Once the specimen has been run through the keys, it is bagged up and retained for me to check later in the year. I have just completed this year's sample and thought it worth sharing with a wider audience because it is highly instructive of what can be achieved. His species-list for the year is just shy of 100 species, which is impressive when you bear in mind that north-east England is relatively species-poor and that John records from quite a restricted range of habitats. The list also contains a number of noteworthy species, including one of fewer than 20 confirmed records of Eristalis similis and one of Platycheirus aurolateralis, which is rarely seen and is extremely difficult to separate from the commoner P. splendidus. The list of species represented in the collected sample is represented in Table 1.
|Table 1. Species represented in samples retained after photographing.|
In addition to generating reliable records, John is helping to build up a valuable portfolio of live animal photographs that should help taxonomists better understand how to describe live animals rather than using specimens. This may, in the longer-term, help to improve our ability to provide reliable diagnoses from photographs.
John's system involves labelled polythene bags that take up relatively little space and can be stored until the autumn when they are sent to me for verification (figures 1 & 2).
|Figure 1. Samples awaiting identification|
|Figure 2. Sample checking in progress|
In theory, it is possible to identify some of the specimens through the bag, but in practice I find it easier to remove them from the bag. I dispose of the majority of specimens on the compost heap, so I remove all from their bags anyway. A few are retained where they are important vouchers - they will find their way into my storage system. Others are retained to become part of the teaching pack that Stuart and I use in training courses.
This system has obvious advantages in providing a clear way of retaining specimens without having to pin them and then label them. There are drawbacks, however. The main problem is mould and decomposition. Last year, John stored the bags in the freezer, which meant that once defrosted they were still relatively fresh and could be pinned. Unfortunately, a small proportion went mouldy for some reason. This year, the specimens were simply stored at room temperature. Again, mould was a problem in about 10% of cases. The problem is more acute where an additional (un-photographed) sample is retained in the same bag. More condensation develops and mould is therefore a problem, as is specimen decomposition. In almost all cases I was able to verify the determinations made by John, but it was more tricky in some cases.

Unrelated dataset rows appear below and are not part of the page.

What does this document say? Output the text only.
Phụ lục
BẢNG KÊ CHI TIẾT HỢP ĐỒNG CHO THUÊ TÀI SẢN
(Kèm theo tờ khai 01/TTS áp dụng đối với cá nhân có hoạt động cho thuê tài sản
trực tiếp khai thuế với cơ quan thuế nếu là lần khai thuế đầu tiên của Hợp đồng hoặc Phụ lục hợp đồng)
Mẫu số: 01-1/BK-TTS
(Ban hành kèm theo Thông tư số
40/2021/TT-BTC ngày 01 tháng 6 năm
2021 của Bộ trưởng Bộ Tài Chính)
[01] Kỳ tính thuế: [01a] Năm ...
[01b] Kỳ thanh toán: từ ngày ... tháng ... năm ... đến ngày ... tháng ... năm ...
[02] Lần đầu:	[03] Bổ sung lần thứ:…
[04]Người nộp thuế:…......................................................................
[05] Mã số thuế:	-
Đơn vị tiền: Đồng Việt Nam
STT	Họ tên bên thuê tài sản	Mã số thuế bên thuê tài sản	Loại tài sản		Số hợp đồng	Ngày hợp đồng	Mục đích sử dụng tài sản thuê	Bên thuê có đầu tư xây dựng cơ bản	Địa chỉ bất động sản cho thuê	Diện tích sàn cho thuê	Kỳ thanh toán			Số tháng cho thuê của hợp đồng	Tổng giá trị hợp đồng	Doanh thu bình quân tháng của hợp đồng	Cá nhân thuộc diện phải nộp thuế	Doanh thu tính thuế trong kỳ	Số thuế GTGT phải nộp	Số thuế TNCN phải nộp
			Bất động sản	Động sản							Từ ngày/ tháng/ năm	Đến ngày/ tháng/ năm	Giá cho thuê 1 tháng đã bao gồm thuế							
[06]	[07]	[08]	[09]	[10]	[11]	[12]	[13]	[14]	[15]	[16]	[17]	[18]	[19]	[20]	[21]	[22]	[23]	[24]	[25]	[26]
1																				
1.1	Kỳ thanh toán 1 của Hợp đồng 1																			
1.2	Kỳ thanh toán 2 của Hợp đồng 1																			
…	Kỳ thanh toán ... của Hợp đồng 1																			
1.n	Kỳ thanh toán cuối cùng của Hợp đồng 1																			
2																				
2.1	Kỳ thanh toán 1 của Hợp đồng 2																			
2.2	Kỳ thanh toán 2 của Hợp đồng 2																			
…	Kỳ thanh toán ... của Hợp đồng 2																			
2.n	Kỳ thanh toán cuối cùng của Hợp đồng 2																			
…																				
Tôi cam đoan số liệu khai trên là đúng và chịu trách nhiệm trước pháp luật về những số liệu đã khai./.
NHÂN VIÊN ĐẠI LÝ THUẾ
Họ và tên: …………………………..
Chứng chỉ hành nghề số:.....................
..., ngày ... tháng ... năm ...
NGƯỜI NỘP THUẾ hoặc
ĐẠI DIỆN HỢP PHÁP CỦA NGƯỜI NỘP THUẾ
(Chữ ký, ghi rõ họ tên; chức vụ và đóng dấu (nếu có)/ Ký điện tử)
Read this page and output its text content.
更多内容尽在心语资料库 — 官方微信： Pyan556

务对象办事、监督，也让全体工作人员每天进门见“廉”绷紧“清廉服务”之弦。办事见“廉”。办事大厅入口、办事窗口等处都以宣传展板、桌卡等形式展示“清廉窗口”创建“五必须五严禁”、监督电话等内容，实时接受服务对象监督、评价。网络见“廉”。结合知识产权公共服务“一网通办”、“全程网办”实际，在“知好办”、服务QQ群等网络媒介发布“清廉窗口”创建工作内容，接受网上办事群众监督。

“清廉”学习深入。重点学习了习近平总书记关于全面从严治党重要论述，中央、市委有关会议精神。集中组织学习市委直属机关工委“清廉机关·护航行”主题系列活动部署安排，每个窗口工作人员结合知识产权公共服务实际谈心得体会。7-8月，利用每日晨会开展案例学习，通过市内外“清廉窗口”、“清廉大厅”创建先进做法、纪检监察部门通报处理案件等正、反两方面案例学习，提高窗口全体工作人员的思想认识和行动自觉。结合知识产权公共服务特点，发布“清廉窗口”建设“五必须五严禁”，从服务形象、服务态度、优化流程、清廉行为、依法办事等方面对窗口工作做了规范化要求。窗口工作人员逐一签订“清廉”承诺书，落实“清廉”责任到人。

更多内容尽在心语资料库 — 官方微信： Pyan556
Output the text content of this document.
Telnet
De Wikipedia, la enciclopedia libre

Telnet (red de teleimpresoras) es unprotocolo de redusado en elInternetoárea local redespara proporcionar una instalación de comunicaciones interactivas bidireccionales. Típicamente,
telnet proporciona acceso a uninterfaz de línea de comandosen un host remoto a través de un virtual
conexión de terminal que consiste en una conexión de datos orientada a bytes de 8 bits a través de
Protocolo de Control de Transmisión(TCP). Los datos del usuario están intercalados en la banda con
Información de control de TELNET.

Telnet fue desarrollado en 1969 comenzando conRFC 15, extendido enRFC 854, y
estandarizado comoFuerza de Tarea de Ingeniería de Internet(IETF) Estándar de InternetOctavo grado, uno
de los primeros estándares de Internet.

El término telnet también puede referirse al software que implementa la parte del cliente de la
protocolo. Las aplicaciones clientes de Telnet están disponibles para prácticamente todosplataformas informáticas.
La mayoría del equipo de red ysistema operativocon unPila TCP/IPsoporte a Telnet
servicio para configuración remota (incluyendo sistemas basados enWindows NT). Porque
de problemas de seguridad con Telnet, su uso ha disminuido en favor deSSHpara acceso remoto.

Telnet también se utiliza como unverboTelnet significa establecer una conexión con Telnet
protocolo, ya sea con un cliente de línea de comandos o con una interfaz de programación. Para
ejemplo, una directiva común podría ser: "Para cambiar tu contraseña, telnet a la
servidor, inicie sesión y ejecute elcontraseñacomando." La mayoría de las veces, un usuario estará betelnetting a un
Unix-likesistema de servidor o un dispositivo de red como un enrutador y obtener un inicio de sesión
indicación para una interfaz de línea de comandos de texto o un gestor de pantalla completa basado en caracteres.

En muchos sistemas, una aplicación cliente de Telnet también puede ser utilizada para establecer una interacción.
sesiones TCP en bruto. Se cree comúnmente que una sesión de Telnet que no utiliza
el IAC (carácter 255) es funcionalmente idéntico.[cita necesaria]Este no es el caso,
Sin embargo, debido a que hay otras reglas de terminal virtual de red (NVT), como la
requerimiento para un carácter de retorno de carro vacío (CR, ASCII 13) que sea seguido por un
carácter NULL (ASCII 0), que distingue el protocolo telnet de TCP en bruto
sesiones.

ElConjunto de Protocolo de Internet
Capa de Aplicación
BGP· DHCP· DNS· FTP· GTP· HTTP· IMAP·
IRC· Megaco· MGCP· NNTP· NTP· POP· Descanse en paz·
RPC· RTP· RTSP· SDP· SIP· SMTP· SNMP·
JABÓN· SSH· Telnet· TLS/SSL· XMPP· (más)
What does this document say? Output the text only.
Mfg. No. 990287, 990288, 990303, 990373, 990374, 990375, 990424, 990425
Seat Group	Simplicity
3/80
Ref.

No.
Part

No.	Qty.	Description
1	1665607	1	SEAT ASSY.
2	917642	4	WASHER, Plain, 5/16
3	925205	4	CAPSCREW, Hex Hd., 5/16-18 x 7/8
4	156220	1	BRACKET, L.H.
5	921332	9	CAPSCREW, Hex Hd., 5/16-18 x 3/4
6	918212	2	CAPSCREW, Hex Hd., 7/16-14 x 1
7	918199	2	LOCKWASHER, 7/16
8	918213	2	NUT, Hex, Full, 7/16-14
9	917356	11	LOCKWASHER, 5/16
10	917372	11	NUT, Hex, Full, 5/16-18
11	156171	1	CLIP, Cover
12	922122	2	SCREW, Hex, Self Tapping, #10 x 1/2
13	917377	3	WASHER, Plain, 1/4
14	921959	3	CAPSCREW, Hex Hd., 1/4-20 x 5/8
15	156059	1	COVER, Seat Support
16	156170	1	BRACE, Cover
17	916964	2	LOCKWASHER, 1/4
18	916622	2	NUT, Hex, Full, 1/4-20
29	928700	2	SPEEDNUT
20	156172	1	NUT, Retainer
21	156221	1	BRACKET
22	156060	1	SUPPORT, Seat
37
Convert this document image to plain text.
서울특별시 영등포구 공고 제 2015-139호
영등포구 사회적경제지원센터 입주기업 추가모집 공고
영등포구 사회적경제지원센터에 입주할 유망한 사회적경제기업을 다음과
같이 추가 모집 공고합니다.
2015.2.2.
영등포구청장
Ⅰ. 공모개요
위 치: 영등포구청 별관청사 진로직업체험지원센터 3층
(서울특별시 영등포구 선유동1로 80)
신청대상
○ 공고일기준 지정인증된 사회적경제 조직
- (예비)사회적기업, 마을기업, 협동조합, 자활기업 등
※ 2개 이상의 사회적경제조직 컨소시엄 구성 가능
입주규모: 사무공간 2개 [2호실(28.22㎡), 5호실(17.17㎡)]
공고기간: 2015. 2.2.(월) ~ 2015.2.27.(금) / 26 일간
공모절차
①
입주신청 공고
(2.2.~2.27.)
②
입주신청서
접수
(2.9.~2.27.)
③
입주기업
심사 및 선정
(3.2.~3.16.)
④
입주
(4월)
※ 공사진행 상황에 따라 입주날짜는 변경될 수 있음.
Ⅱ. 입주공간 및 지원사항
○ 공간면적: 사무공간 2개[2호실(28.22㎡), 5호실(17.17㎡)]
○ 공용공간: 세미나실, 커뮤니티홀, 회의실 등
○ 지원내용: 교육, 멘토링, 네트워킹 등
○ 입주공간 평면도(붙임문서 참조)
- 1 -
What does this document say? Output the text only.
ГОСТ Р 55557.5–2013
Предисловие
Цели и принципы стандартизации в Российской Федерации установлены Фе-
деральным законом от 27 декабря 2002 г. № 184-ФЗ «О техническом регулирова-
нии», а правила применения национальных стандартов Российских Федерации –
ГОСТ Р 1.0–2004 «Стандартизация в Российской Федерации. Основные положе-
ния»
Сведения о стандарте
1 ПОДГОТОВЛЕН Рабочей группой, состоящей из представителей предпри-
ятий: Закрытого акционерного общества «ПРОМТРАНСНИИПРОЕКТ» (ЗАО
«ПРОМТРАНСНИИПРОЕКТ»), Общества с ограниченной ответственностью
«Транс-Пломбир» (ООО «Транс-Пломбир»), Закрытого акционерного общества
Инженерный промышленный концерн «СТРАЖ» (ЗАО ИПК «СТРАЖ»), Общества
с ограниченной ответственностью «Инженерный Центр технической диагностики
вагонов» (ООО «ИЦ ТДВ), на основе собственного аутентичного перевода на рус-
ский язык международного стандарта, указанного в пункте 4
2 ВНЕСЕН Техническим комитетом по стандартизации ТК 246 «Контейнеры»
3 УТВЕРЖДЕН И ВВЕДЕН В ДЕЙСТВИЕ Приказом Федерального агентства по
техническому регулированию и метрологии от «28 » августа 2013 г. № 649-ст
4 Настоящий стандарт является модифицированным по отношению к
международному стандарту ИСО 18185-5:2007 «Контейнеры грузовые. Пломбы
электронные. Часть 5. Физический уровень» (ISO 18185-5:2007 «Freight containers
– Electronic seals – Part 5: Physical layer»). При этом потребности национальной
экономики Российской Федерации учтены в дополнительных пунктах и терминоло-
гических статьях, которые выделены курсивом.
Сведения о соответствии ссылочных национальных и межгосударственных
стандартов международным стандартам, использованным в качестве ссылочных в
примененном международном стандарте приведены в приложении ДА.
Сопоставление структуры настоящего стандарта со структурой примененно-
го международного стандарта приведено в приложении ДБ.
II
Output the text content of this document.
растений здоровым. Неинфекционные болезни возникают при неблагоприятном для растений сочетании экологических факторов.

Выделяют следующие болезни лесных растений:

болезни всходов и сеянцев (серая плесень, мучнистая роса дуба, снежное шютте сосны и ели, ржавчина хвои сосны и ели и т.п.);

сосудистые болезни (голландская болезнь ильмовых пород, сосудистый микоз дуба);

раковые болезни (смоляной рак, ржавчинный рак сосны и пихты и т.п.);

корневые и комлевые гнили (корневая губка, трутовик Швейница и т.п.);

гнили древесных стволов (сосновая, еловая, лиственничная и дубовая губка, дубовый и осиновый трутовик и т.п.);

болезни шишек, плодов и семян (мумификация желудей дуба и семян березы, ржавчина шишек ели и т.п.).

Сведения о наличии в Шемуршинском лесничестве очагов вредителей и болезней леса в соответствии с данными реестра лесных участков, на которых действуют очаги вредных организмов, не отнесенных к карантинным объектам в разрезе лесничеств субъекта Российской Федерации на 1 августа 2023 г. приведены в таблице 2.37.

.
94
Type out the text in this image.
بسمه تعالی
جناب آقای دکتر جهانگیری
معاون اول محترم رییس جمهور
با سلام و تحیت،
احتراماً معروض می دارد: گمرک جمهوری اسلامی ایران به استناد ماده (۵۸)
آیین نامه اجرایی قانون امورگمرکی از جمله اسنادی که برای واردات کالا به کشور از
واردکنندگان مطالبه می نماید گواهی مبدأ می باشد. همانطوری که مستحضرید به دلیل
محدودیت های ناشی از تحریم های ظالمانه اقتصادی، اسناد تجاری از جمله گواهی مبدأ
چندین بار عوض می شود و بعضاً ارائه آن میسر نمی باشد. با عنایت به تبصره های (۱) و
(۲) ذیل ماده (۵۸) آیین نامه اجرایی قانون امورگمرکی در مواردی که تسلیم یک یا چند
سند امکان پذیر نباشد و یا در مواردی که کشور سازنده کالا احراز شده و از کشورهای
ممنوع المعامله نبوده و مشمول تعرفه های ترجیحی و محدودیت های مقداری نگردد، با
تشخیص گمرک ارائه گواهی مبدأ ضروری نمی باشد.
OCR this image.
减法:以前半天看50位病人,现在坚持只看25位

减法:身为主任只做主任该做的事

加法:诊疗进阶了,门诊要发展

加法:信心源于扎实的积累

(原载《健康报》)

One answer would be to place specimens in the bags and leave them unsealed for a few days until the specimens have dried out. If left for 24 hours in this state, I think there will be lower risk. The system will hopefully be refined further in 2017.
Working through specimens stored in this manner is a little more time-consuming than working from pinned specimens, but it is a more practical way of working with recorders who don't have the facilities to pin and store specimens.